5. You are on the social committee at the office.
a) You have a brilliant idea about what the next social event should be. You bring everyone on board with your suggestion and work hard at making it absolutely amazing so that others will look up to you.
b) You make sure that everyone else’s opinion is heard and you help in allowing your co-workers to all pitch in with their ideas. Ultimately, you will lean towards what the majority likes so that as many people as possible will be happy with the final choice.
c) You get a rush from preparing a proposal before the meeting so that you will be the first one with concrete suggestions.
6. You are watching your child’s team play soccer. Which player do you notice the most, or who do you want your child to be.
a) The ‘alpha’ player who plays their position well, and can tell the other players how to play theirs as well.
b) The child who congratulates another player for a great play, or encourages them when they make a mistake.
c) The striker who gets a hat-trick in many of the games.
7. You have planned a personal shopping day.
a) You plan to go shopping and then out to lunch on your own; you prefer it that way so that you can ‘power shop’ and keep to your own schedule and shop only the stores and eat at the restaurant you like.
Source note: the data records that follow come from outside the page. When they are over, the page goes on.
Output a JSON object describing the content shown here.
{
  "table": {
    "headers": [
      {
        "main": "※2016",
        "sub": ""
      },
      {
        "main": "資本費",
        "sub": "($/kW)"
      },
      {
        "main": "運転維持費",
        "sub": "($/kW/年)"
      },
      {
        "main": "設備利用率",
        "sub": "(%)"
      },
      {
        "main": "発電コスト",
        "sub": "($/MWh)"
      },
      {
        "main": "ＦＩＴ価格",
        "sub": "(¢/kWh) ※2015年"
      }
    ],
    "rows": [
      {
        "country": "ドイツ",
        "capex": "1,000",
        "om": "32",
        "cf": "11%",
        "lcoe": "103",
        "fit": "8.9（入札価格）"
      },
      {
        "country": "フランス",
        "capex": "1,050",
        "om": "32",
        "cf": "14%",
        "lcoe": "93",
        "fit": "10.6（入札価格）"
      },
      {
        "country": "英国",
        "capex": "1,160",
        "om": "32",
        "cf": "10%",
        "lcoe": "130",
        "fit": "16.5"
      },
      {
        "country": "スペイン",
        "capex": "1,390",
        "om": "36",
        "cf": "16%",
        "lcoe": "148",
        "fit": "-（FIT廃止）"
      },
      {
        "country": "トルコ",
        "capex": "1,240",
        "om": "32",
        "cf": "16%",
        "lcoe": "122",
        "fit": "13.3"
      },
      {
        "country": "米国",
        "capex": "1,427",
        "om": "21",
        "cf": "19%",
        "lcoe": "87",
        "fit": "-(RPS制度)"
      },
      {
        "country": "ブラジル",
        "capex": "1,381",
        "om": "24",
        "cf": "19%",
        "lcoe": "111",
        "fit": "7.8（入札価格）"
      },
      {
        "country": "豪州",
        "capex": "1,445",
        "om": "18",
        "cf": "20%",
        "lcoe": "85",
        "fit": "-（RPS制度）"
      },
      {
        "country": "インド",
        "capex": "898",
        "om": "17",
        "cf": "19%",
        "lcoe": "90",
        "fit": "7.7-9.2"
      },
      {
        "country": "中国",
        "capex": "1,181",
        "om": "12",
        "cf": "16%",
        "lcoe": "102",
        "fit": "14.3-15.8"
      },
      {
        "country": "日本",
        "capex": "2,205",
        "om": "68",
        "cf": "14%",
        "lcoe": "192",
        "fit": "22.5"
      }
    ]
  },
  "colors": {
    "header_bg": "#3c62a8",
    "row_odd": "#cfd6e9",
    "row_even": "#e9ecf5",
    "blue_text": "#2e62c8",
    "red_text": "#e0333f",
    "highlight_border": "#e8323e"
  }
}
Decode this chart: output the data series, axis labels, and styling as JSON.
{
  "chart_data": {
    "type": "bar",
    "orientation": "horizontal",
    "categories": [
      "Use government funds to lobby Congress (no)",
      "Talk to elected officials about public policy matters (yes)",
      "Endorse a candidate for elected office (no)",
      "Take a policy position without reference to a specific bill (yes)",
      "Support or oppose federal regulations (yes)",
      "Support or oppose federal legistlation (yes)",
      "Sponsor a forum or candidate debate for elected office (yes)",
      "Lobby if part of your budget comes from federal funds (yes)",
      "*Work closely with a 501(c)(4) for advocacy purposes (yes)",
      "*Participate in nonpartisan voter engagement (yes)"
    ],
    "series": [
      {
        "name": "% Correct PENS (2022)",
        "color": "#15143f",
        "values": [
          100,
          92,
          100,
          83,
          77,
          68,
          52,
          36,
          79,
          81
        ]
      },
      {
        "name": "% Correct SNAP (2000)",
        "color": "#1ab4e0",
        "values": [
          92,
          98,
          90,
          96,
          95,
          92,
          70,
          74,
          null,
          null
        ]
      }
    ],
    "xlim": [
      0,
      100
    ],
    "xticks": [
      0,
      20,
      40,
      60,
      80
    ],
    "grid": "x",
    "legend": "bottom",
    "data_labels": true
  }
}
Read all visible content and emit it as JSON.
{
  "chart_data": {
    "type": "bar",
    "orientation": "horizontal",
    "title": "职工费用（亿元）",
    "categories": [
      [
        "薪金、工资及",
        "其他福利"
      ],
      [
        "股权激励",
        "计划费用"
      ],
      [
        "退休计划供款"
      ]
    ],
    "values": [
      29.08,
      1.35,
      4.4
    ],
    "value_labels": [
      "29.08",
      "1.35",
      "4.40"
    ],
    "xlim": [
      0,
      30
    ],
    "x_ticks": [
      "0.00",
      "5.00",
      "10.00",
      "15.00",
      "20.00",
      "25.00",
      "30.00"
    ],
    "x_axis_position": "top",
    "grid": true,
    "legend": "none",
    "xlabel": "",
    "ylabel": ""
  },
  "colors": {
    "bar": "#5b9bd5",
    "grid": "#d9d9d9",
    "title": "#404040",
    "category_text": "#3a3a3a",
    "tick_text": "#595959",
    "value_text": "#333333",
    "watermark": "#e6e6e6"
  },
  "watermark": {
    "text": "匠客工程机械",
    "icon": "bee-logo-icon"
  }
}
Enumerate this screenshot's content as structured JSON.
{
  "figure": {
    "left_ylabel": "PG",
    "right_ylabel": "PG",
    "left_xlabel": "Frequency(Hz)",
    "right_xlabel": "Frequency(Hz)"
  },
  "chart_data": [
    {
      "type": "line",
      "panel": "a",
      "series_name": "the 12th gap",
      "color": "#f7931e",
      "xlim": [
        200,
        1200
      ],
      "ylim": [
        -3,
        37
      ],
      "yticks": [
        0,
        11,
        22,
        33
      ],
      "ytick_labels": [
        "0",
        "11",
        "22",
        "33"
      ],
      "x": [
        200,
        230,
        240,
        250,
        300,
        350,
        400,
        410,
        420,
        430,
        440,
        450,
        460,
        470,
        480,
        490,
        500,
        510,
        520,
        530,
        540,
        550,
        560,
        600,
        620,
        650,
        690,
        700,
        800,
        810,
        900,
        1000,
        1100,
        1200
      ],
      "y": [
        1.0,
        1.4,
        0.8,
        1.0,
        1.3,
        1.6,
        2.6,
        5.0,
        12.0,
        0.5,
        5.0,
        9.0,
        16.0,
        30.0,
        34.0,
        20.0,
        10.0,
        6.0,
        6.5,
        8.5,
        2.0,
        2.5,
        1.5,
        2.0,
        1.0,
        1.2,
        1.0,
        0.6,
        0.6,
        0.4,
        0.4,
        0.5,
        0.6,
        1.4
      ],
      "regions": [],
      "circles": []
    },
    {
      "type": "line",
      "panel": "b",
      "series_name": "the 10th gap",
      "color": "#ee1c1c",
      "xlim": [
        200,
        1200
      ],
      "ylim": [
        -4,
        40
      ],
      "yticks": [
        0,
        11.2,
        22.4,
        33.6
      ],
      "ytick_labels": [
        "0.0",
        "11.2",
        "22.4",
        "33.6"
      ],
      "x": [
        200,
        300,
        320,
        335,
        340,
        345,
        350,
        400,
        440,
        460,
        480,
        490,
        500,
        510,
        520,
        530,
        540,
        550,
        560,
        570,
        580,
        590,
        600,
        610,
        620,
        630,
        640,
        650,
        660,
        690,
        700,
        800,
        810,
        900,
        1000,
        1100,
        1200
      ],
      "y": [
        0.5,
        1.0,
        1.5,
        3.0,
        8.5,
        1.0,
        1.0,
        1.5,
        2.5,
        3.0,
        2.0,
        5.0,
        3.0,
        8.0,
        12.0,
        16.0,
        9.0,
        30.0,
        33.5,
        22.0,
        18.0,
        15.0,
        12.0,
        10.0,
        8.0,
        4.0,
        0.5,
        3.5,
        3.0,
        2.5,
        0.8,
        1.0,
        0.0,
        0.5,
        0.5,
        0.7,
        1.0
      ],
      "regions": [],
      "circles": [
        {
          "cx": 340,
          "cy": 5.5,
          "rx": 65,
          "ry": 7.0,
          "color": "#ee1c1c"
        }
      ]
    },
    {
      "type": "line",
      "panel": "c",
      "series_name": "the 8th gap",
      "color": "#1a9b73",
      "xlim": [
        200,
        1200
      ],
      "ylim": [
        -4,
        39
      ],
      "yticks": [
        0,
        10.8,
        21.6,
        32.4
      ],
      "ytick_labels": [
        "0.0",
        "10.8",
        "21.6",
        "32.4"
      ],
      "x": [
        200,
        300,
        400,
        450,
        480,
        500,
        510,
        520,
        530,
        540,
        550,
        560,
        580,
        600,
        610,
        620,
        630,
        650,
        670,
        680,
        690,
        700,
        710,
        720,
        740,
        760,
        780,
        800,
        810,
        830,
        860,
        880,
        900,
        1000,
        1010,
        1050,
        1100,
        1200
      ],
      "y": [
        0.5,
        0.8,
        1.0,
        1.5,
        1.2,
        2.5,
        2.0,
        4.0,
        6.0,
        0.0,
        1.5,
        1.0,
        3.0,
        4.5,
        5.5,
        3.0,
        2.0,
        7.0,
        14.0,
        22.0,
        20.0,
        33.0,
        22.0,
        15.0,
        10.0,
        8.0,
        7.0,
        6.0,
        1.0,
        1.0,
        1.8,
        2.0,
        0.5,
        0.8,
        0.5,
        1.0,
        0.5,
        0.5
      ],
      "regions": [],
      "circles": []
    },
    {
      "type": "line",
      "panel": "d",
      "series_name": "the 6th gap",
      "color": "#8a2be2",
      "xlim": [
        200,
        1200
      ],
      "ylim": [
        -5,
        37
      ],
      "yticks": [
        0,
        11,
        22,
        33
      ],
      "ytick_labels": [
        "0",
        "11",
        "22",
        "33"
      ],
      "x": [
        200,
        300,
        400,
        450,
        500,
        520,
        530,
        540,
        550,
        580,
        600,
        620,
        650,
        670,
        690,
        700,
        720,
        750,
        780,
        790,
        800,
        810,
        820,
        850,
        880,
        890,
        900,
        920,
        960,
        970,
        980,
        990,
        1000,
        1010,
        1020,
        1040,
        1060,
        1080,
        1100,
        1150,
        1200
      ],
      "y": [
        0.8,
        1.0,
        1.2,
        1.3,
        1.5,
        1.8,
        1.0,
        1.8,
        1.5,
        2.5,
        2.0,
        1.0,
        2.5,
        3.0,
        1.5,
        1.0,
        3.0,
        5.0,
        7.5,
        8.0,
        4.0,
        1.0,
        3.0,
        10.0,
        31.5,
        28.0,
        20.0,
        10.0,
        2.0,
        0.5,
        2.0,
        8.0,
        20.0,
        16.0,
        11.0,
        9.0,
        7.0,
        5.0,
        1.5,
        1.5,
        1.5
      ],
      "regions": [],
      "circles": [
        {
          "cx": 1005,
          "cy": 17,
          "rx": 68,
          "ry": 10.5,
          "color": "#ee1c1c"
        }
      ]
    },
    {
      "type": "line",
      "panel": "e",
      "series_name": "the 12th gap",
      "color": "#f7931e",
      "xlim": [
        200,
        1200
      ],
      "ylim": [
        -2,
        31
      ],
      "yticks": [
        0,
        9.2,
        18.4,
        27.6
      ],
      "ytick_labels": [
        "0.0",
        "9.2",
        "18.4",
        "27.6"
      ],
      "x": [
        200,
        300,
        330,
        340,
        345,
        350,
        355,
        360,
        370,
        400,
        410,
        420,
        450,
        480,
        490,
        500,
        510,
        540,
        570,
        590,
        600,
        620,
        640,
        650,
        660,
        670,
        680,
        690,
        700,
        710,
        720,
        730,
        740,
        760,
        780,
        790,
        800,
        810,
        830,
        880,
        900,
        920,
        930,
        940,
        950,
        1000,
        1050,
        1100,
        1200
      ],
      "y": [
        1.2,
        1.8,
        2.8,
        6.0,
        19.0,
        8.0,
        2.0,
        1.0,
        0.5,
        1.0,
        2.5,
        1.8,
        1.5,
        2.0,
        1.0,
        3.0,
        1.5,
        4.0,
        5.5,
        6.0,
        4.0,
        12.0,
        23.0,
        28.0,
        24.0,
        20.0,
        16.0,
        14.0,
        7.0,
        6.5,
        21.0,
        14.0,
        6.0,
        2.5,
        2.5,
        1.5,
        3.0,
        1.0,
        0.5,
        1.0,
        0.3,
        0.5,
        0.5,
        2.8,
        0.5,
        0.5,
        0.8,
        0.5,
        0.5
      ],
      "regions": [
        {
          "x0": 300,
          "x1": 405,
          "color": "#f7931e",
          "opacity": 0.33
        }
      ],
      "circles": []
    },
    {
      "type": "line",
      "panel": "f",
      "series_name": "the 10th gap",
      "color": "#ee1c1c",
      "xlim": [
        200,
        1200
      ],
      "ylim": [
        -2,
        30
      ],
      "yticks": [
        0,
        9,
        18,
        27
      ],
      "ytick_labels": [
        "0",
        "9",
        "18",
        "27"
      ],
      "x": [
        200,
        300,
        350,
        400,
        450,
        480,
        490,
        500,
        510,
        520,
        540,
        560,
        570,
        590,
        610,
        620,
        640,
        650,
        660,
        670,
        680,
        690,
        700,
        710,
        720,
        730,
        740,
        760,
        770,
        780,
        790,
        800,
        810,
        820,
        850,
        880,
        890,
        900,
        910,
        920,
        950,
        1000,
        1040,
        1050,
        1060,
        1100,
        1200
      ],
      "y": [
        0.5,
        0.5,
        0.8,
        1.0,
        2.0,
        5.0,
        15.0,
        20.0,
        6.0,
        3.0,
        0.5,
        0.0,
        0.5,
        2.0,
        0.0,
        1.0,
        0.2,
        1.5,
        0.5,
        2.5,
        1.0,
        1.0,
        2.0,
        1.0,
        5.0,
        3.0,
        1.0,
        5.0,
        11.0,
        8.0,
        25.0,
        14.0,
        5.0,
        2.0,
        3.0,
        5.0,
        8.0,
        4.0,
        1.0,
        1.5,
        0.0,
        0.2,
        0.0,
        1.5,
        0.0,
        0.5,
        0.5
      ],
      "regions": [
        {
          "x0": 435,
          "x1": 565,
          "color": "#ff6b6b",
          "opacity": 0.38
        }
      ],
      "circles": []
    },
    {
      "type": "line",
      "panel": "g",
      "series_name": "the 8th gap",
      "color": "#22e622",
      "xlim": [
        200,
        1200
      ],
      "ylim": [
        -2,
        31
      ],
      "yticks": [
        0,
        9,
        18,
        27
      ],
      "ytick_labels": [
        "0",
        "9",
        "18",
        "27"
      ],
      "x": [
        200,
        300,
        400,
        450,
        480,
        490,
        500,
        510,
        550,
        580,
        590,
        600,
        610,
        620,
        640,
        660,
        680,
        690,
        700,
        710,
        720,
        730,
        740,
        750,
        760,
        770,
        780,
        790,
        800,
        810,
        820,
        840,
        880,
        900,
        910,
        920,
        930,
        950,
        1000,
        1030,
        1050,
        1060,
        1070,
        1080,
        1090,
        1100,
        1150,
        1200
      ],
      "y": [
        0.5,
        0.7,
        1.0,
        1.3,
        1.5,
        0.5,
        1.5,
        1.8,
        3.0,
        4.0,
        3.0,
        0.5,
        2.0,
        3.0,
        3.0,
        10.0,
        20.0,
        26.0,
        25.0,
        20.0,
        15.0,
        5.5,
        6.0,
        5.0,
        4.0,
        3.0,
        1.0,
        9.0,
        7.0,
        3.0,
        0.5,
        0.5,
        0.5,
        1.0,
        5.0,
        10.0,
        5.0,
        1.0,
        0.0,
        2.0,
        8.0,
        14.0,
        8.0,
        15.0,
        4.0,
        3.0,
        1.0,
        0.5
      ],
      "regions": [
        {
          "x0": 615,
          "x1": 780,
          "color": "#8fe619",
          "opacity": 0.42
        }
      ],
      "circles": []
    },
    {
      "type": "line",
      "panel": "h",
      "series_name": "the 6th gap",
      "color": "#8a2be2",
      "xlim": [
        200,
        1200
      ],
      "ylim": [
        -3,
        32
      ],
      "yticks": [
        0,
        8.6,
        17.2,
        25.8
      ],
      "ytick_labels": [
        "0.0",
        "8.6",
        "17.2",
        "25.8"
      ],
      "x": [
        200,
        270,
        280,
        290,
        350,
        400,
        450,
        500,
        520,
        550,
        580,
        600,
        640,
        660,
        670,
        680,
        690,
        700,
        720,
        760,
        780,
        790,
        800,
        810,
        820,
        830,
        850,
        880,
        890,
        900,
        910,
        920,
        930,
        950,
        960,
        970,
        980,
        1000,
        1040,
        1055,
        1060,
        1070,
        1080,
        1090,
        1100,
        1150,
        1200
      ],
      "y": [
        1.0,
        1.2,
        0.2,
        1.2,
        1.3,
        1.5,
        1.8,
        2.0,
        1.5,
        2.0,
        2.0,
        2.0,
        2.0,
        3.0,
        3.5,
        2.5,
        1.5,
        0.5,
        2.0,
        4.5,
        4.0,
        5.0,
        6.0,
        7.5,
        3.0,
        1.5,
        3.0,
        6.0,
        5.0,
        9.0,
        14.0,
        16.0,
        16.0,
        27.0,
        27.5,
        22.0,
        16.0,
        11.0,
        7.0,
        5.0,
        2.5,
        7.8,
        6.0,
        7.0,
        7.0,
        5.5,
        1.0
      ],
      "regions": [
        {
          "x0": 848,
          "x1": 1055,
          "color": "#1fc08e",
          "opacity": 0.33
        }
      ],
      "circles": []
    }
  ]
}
You are on a mission to find a great new outfit for an upcoming event at work and you want to stand out wearing something spectacular (and that no one else is wearing).
b) You have invited your friends along so that together you can shop, have lunch and talk about your upcoming event. You enjoy and seek out the opinions of your friends when it comes to buying clothes for yourself.
c) You wait until the week before your event to shop for the perfect outfit. You are confident you will find something amazing and you enjoy the challenge of shopping last minute. If fact you set it as a goal to find the best outfit in the least amount of time.
If you answered mostly a), your strongest emotional motive is Power. If you answered mostly b), your strongest emotional motive is Affiliation. If you answered mostly c), your strongest emotional motive is Achievement.
Your primary motive is: _________________
Those who succeed have learned how to tap into their social motives and leverage this chemical ‘super-power’.